The push-back Sanders gets from the liberal establishment is indicative that the policies Sanders stands for will upset the apple cart so to speak, and directly affect the status quo.  The fact that the current status quo in the US is geared to serve a the minority of the population is seemingly irrelevant.

Threats to the status quo are all consuming and most be defended against at any cost.  The Democratic primaries of 2016 would seem to bear witness to this as the DNC chose a candidate that was less likely to beat the republican candidate in an election, but if elected would have maintained the system as is.  The defeatist calculus was that it was better to lose to false populist cretin than have a president that would change the rules of the game toward a more people-centric political polity.

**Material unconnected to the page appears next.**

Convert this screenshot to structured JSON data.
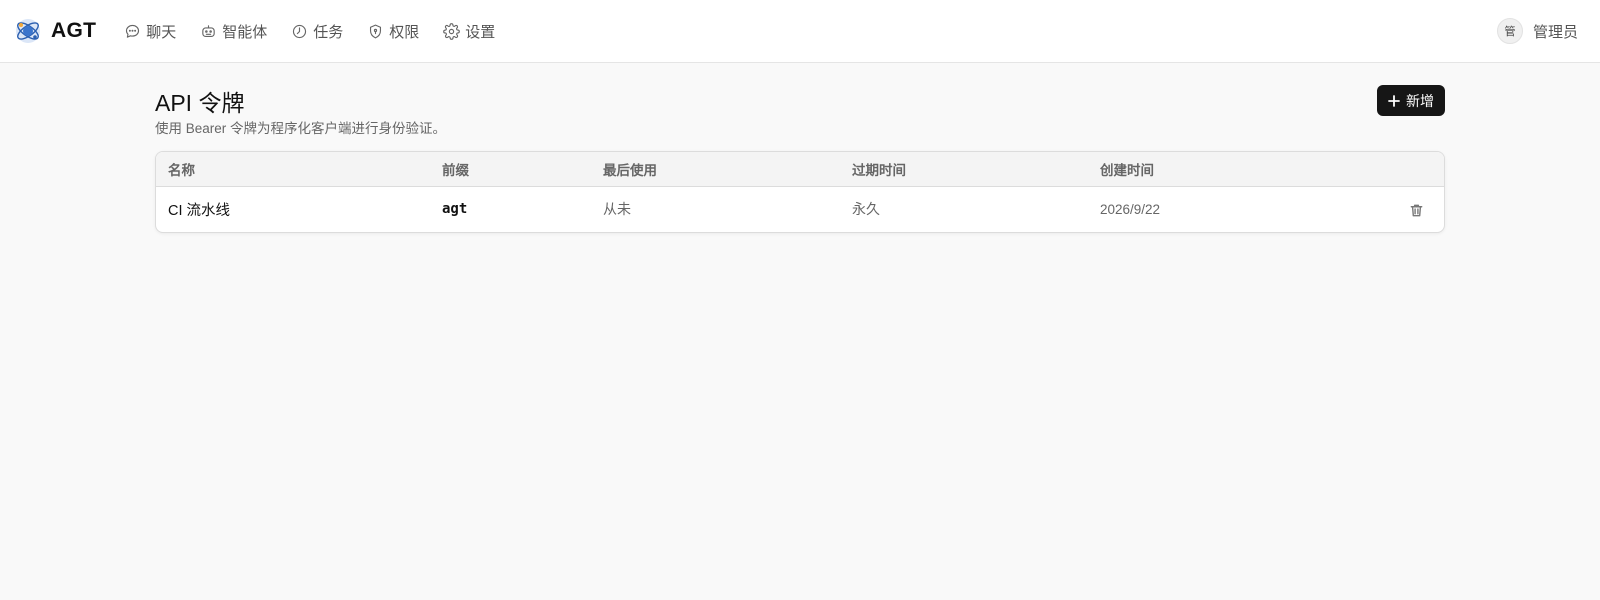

That same battle is being played out again with Sanders as not only must he contend with his actual political opponents, but he must fend off defenders of the status quo that are attacking him from within.

Finally, Sanders is a “radical,” they tell us, when only a “Centrist” can win. Funny, a centrist didn’t win in 2016. And in 2008 we all voted for a guy who promised “change,” even though he didn’t deliver. Does anyone seriously believe, with 40% of Americans near the Poverty Line, and most of the rest just one illness away from bankruptcy, with young people leaving college saddled with a lifetime of debt, few families able to afford a home without the debt of a mortgage, and many only getting by on credit card debt, that voters are looking for the status quo? If you do believe this, chances are you’re one of the comfortable few, maybe one of the top 10%, and you are not representative of most of the people in this country.

Liberal Media would have us believe that the country is evenly divided into Democrats and Republicans – well, in a way it is. According to Gallup, Democrats and Republicans are tied 27% of likely voters each. That leaves 45% of Independents and those are the people who will decide this election. They will not vote for a Democrat out of Party loyalty or even in many cases simply because they are not Trump. These are people who don’t want to be affiliated with either Party. This is a group that repeatedly repudiated the uninspired Party careerists like Gore (at the time, at least), Kerry, McCain, Romney, Jeb, Clinton and Biden. They will not have gone heavily for Sanders in polls and they elected Trump – many of the same people who voted for Trump said they would have voted for Sanders had he won the Nomination.”

Sander’s democratic socialism – the type of governance that we see in Canada and the Scandinavian countries –  is the real threat here and the structural backlash we are seeing speaks volumes to who the current US polity is designed to serve.